The information screens were in Comic Sans (The Font of Champions) along with horribly smiley and inappropriate clip art pointing out that they're YOUR emergency services. HELL ON EARTH, I think you will agree.

This is the second time I've been to A&E at Frimley Park, and I now have come to the conclusion that these places need separate waiting rooms for Middle Class kitchen accidents, where we can compare wounds and cooking tips, far, far away from the velour track-suited masses. Separate waiting rooms also for posh older women who were dusting over the sideboard wearing no knickers and fell onto a statuette of Admiral Lord Nelson and I shall sue any man or woman who casts doubt on my story, so help me I've friends in high places.

Call me a snob, but this is the kind of NHS reform I'd vote for. And the other guy who had sliced his hand open with a kitchen knife whilst filleting fish agreed.

Monday, September 03, 2012

Your Author versus The Man in the Black Audi

I've had some ups and downs in my life, but if there is one thing I am proud of, it is the fact that I've never sunk so low that I've had to sleep in my car.

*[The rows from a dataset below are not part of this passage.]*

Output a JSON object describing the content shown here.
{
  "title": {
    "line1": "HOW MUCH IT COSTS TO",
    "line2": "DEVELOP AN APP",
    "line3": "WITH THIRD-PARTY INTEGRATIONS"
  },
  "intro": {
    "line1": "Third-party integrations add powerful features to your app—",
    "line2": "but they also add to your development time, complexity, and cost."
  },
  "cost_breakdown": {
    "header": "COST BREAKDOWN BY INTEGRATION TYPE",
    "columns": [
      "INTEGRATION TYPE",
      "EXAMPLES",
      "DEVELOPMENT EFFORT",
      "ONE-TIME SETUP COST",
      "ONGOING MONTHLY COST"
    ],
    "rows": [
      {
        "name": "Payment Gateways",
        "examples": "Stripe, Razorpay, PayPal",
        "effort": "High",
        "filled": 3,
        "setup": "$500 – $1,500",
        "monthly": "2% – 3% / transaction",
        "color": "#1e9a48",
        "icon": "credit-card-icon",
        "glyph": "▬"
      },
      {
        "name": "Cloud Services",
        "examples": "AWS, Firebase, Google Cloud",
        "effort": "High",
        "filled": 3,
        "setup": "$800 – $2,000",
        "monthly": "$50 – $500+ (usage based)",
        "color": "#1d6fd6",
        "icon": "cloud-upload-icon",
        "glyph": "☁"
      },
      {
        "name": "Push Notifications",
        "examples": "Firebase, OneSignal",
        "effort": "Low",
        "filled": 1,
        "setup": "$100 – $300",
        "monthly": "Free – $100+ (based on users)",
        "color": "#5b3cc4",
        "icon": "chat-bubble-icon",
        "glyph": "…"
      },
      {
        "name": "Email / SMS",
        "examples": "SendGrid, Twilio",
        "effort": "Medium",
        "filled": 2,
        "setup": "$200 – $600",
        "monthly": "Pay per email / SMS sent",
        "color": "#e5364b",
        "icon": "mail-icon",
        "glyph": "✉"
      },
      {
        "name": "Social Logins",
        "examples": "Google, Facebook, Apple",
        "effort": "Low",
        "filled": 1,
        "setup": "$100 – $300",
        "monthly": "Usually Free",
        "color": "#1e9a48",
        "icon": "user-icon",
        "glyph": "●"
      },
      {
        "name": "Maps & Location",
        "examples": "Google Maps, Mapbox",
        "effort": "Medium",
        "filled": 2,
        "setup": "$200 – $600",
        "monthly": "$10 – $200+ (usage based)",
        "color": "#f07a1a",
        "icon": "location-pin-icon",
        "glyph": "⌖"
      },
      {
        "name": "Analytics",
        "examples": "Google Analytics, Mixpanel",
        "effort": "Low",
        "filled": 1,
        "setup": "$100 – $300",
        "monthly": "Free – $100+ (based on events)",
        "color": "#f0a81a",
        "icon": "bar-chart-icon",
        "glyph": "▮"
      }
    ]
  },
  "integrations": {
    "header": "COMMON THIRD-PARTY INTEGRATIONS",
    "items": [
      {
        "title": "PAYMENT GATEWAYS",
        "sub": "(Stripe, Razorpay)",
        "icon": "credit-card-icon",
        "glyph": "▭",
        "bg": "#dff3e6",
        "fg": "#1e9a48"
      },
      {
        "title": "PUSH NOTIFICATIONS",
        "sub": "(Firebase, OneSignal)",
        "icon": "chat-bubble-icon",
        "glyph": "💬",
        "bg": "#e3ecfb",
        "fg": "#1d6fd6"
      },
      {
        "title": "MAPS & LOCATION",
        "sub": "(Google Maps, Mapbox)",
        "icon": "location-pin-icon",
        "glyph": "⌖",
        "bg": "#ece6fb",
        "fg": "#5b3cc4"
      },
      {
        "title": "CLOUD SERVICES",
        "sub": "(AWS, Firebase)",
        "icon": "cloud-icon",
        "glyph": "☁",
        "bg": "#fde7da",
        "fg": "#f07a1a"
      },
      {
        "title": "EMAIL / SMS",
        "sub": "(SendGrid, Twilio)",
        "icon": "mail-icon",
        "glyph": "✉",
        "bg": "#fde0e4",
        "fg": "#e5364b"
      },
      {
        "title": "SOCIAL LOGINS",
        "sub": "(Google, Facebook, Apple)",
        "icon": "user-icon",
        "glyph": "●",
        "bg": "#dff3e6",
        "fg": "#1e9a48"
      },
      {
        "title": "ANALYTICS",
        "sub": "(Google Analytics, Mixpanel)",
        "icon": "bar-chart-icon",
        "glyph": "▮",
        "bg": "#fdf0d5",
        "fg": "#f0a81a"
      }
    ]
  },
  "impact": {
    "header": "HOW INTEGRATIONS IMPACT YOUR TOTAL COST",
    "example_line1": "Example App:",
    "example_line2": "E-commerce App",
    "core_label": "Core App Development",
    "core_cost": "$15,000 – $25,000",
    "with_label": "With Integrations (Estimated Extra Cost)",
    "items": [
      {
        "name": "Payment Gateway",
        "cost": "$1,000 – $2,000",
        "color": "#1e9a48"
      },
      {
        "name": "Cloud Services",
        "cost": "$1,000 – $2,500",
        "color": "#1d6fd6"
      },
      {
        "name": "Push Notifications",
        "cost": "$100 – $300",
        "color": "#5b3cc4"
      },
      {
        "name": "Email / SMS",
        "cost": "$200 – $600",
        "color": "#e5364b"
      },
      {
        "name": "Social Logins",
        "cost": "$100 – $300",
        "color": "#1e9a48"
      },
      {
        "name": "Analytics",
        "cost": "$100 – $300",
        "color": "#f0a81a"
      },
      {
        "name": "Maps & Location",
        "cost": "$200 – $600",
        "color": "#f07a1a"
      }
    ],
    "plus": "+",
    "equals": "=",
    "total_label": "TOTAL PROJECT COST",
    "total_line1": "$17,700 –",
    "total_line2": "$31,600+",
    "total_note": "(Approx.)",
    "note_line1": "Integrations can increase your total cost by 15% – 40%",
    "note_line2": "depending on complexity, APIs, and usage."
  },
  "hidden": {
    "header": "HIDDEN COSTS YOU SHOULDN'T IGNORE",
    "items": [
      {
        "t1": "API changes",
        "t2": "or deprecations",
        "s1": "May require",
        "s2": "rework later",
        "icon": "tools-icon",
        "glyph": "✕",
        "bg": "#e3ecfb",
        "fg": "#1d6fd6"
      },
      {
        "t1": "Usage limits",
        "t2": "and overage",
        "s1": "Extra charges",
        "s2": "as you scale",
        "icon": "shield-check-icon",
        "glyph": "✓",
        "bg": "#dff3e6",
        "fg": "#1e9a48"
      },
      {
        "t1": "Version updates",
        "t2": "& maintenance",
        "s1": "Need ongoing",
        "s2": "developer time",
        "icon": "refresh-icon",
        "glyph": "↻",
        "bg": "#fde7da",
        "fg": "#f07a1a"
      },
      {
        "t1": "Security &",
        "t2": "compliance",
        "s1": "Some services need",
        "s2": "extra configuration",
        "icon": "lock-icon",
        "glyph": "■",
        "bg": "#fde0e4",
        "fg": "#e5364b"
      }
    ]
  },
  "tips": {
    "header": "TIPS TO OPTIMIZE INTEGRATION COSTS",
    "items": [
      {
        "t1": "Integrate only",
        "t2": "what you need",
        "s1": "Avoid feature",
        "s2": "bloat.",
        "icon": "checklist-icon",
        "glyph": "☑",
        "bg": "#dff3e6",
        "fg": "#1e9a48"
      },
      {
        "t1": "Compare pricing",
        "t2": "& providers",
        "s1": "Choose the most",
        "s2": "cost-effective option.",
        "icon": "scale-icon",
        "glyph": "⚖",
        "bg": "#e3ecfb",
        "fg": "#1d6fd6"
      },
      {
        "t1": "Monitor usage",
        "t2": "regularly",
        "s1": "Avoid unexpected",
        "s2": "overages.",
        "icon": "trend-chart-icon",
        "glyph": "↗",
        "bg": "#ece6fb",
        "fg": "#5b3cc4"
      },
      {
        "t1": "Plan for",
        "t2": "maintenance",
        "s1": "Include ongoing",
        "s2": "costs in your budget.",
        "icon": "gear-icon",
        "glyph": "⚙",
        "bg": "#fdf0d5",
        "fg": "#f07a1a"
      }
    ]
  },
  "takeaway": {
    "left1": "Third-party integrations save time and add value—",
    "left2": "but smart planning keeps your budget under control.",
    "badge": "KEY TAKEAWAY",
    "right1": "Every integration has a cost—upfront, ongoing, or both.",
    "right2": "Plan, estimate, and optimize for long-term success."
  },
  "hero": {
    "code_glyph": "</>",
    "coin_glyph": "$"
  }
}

As a worker who routinely finds himself on late night and early morning shifts, the sight of lorries parked in lay-bys - their rear doors open to give the illegal immigrants a chance to breathe - while their drivers sleep the required number of hours that the law allows is a common one. I, for one, an thankful for this particular bit of Eurocrat meddling, as these laws have cut down the chance of my being killed entirely to death by a bleary-eyed trucker, veering all over the A33 with forty tonnes of tractor parts in his trailer after at 26-hour drive from the other end of Romania.

What one does not expect to see is a large black Audi parked in the same layby, night after night, early morning after early morning, its windows steamed up to indicate that there is a person - or people - inside.

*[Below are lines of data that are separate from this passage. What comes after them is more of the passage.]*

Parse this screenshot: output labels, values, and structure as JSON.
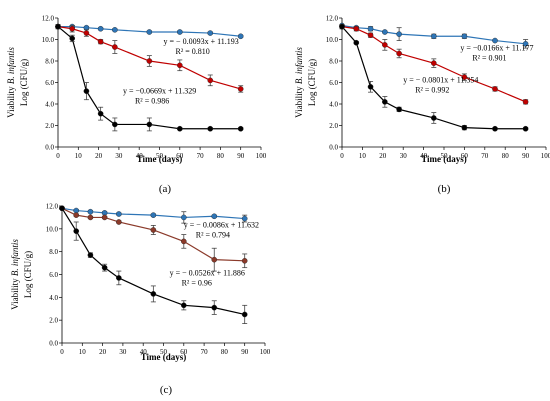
{
  "chart_data": [
    {
      "type": "scatter",
      "panel_label": "(a)",
      "xlabel": "Time (days)",
      "ylabel_line1": "Viability B. infantis",
      "ylabel_line2": "Log (CFU/g)",
      "xlim": [
        0,
        100
      ],
      "ylim": [
        0,
        12
      ],
      "xticks": [
        0,
        10,
        20,
        30,
        40,
        50,
        60,
        70,
        80,
        90,
        100
      ],
      "yticks": [
        0.0,
        2.0,
        4.0,
        6.0,
        8.0,
        10.0,
        12.0
      ],
      "x": [
        0,
        7,
        14,
        21,
        28,
        45,
        60,
        75,
        90
      ],
      "series": [
        {
          "color": "#2e75b6",
          "values": [
            11.2,
            11.2,
            11.1,
            11.0,
            10.9,
            10.7,
            10.7,
            10.6,
            10.3
          ],
          "errors": [
            0.1,
            0.1,
            0.1,
            0.1,
            0.1,
            0.1,
            0.1,
            0.1,
            0.1
          ]
        },
        {
          "color": "#c00000",
          "values": [
            11.2,
            11.0,
            10.6,
            9.8,
            9.3,
            8.0,
            7.6,
            6.2,
            5.4
          ],
          "errors": [
            0.2,
            0.3,
            0.3,
            0.2,
            0.6,
            0.5,
            0.5,
            0.5,
            0.3
          ]
        },
        {
          "color": "#000000",
          "values": [
            11.2,
            10.1,
            5.2,
            3.1,
            2.1,
            2.1,
            1.7,
            1.7,
            1.7
          ],
          "errors": [
            0.2,
            0.3,
            0.8,
            0.6,
            0.6,
            0.6,
            0.1,
            0.1,
            0.1
          ]
        }
      ],
      "annotations": [
        {
          "line1": "y = − 0.0093x + 11.193",
          "line2": "R² = 0.810",
          "x": 52,
          "y": 9.6
        },
        {
          "line1": "y = −0.0669x + 11.329",
          "line2": "R² = 0.986",
          "x": 32,
          "y": 5.0
        }
      ]
    },
    {
      "type": "scatter",
      "panel_label": "(b)",
      "xlabel": "Time (days)",
      "ylabel_line1": "Viability B. infantis",
      "ylabel_line2": "Log (CFU/g)",
      "xlim": [
        0,
        100
      ],
      "ylim": [
        0,
        12
      ],
      "xticks": [
        0,
        10,
        20,
        30,
        40,
        50,
        60,
        70,
        80,
        90,
        100
      ],
      "yticks": [
        0.0,
        2.0,
        4.0,
        6.0,
        8.0,
        10.0,
        12.0
      ],
      "x": [
        0,
        7,
        14,
        21,
        28,
        45,
        60,
        75,
        90
      ],
      "series": [
        {
          "color": "#2e75b6",
          "values": [
            11.3,
            11.1,
            11.0,
            10.7,
            10.5,
            10.3,
            10.3,
            9.9,
            9.6
          ],
          "errors": [
            0.1,
            0.1,
            0.2,
            0.1,
            0.6,
            0.2,
            0.2,
            0.1,
            0.4
          ]
        },
        {
          "color": "#c00000",
          "values": [
            11.2,
            11.0,
            10.4,
            9.5,
            8.7,
            7.8,
            6.5,
            5.4,
            4.2
          ],
          "errors": [
            0.2,
            0.2,
            0.2,
            0.5,
            0.4,
            0.4,
            0.3,
            0.2,
            0.2
          ]
        },
        {
          "color": "#000000",
          "values": [
            11.2,
            9.7,
            5.6,
            4.2,
            3.5,
            2.7,
            1.8,
            1.7,
            1.7
          ],
          "errors": [
            0.2,
            0.1,
            0.5,
            0.5,
            0.2,
            0.5,
            0.2,
            0.1,
            0.1
          ]
        }
      ],
      "annotations": [
        {
          "line1": "y = −0.0166x + 11.177",
          "line2": "R² = 0.901",
          "x": 58,
          "y": 9.0
        },
        {
          "line1": "y = − 0.0801x + 11.354",
          "line2": "R² = 0.992",
          "x": 30,
          "y": 6.0
        }
      ]
    },
    {
      "type": "scatter",
      "panel_label": "(c)",
      "xlabel": "Time (days)",
      "ylabel_line1": "Viability B. infantis",
      "ylabel_line2": "Log (CFU/g)",
      "xlim": [
        0,
        100
      ],
      "ylim": [
        0,
        12
      ],
      "xticks": [
        0,
        10,
        20,
        30,
        40,
        50,
        60,
        70,
        80,
        90,
        100
      ],
      "yticks": [
        0.0,
        2.0,
        4.0,
        6.0,
        8.0,
        10.0,
        12.0
      ],
      "x": [
        0,
        7,
        14,
        21,
        28,
        45,
        60,
        75,
        90
      ],
      "series": [
        {
          "color": "#2e75b6",
          "values": [
            11.8,
            11.6,
            11.5,
            11.4,
            11.3,
            11.2,
            11.0,
            11.1,
            10.9
          ],
          "errors": [
            0.1,
            0.1,
            0.1,
            0.1,
            0.1,
            0.1,
            0.5,
            0.1,
            0.3
          ]
        },
        {
          "color": "#8b3a2a",
          "values": [
            11.8,
            11.2,
            11.0,
            11.0,
            10.6,
            9.9,
            8.9,
            7.3,
            7.2
          ],
          "errors": [
            0.1,
            0.1,
            0.1,
            0.1,
            0.1,
            0.4,
            0.6,
            1.0,
            0.6
          ]
        },
        {
          "color": "#000000",
          "values": [
            11.8,
            9.8,
            7.7,
            6.6,
            5.7,
            4.3,
            3.3,
            3.1,
            2.5
          ],
          "errors": [
            0.1,
            0.8,
            0.2,
            0.3,
            0.6,
            0.7,
            0.4,
            0.6,
            0.8
          ]
        }
      ],
      "annotations": [
        {
          "line1": "y = − 0.0086x + 11.632",
          "line2": "R² = 0.794",
          "x": 60,
          "y": 10.1
        },
        {
          "line1": "y = − 0.0526x + 11.886",
          "line2": "R² = 0.96",
          "x": 53,
          "y": 5.9
        }
      ]
    }
  ]
}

Its regular position on a main trunk road just outside Reading gives the lie to my initial assumption that it is a couple in the midst of the Acts of Venus, and it soon becomes clear to me that this is a driver who has sunk to the ultimate indignity: sleeping in their car.

But who, I ask myself, could this be? Who would sleep in a layby on the A33 in a black Audi? Who wants to be near London but not in it? Who wants to be reasonably near his work, but in such a position to get there - or to any other venue under his command - with relative ease? Who, indeed?

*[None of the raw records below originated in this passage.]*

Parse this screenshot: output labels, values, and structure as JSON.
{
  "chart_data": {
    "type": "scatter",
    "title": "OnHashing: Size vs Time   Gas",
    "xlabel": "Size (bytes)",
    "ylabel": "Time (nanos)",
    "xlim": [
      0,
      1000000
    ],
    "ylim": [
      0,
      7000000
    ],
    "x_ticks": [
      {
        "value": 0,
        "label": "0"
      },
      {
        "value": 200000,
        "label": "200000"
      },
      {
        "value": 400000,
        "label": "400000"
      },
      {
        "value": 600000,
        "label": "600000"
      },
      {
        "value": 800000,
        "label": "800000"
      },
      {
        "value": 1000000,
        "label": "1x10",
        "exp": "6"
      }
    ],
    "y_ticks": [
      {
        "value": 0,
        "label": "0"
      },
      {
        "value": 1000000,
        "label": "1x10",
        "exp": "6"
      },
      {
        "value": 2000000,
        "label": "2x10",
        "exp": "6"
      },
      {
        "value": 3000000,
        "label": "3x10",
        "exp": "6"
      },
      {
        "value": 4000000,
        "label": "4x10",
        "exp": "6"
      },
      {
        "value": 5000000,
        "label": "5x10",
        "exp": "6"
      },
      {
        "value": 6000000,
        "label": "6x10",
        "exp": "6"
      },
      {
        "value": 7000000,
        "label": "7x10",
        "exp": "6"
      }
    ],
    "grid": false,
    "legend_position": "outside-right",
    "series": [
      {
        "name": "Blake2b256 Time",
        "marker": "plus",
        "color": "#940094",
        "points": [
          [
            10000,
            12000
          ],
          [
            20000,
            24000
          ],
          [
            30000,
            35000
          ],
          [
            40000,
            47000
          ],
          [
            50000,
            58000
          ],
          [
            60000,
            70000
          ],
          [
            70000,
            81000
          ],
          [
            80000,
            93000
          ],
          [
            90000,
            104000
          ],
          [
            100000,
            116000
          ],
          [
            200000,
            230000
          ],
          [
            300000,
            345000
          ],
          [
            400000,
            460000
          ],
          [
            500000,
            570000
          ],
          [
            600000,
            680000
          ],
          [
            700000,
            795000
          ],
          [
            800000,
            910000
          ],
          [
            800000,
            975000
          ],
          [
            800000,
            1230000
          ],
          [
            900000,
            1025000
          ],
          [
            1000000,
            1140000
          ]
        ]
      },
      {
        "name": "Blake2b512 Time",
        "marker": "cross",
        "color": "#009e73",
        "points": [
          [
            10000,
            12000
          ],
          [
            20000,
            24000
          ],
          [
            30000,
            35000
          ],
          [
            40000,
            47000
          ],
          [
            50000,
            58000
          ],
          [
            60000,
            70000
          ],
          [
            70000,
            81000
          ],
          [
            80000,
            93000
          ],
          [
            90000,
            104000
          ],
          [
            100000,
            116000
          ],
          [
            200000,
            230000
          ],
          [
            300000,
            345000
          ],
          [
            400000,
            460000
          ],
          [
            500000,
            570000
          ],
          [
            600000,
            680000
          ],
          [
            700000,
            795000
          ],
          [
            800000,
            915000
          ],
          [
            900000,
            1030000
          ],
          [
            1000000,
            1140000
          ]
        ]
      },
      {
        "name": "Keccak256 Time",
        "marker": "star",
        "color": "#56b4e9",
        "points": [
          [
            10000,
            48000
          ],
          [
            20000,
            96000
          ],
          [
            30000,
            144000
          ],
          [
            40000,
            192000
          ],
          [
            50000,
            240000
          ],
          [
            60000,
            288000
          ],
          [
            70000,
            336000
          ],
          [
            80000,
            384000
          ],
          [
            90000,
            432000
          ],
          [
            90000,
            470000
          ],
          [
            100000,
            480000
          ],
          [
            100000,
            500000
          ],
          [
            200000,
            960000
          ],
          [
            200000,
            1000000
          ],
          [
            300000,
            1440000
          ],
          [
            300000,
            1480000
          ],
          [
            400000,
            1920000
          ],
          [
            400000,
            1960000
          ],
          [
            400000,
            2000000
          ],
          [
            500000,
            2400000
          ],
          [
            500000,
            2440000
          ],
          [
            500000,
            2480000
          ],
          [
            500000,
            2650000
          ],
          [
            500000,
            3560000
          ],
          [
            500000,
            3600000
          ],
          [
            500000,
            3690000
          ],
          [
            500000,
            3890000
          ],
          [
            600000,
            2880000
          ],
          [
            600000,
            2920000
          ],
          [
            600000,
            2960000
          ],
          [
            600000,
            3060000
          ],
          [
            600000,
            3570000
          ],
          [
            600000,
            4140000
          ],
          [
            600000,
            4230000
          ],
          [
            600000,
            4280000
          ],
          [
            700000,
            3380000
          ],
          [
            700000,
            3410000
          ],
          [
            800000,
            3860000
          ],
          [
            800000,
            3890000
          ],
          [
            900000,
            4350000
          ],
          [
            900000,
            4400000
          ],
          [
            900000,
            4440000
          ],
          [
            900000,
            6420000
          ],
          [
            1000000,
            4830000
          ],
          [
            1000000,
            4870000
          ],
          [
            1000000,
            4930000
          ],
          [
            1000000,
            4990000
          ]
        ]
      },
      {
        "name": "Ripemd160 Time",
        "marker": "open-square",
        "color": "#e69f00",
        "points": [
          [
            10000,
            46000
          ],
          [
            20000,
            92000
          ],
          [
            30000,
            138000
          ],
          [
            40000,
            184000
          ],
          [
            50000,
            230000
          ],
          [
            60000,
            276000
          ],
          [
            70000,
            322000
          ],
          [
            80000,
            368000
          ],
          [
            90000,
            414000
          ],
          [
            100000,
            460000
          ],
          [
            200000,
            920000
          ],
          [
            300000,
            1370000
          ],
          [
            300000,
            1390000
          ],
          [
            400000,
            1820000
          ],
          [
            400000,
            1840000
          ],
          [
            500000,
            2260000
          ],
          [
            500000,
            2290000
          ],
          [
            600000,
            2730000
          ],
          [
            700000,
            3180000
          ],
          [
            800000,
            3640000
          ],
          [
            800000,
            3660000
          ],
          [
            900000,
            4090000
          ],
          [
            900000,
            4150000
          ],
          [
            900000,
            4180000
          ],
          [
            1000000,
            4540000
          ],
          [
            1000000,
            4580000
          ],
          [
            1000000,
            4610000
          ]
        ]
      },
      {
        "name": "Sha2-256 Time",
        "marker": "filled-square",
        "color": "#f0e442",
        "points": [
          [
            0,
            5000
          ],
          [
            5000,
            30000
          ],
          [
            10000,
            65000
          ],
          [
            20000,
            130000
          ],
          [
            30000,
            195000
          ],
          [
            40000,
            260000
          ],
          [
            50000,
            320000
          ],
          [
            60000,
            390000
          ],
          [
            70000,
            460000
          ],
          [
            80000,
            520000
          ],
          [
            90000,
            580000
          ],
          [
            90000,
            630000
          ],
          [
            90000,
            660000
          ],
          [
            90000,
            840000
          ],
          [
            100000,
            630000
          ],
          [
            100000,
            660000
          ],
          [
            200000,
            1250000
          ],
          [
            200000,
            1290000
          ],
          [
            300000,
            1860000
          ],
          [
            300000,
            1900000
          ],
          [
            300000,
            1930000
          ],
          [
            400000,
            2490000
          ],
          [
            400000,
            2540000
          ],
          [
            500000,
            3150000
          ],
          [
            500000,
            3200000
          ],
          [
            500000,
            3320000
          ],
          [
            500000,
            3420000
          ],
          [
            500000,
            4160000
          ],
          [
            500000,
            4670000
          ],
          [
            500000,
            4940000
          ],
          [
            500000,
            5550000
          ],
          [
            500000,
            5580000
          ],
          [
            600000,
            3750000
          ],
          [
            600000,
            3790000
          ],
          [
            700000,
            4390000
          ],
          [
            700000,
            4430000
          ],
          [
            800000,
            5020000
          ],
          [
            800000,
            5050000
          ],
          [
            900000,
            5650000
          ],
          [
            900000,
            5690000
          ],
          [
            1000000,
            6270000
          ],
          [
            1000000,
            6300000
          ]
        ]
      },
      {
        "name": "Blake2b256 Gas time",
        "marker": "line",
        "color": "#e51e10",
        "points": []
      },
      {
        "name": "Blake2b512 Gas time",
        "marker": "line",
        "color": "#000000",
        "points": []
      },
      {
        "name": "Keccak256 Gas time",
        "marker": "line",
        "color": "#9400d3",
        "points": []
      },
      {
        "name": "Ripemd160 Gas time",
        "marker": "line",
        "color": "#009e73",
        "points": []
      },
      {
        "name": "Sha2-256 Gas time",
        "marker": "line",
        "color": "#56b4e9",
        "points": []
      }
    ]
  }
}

Every night I gave him a cheery toot as I went past, hoping that he would show his face, against the glass of his windscreen. Alas, it was never to be.

And then the Olympics ended, and I never saw the car again.

I've got your number, Lord Coe.

Sunday, September 02, 2012

Saturday, September 01, 2012

Weekend Video: Muse - Madness

The new, entirely cromulent track from Devon rockers Muse, a million billion times better than the dog's dinner they came up with for the Olympics Games.

All we need now is Madness to come up with a song called Muse and the circle is complete.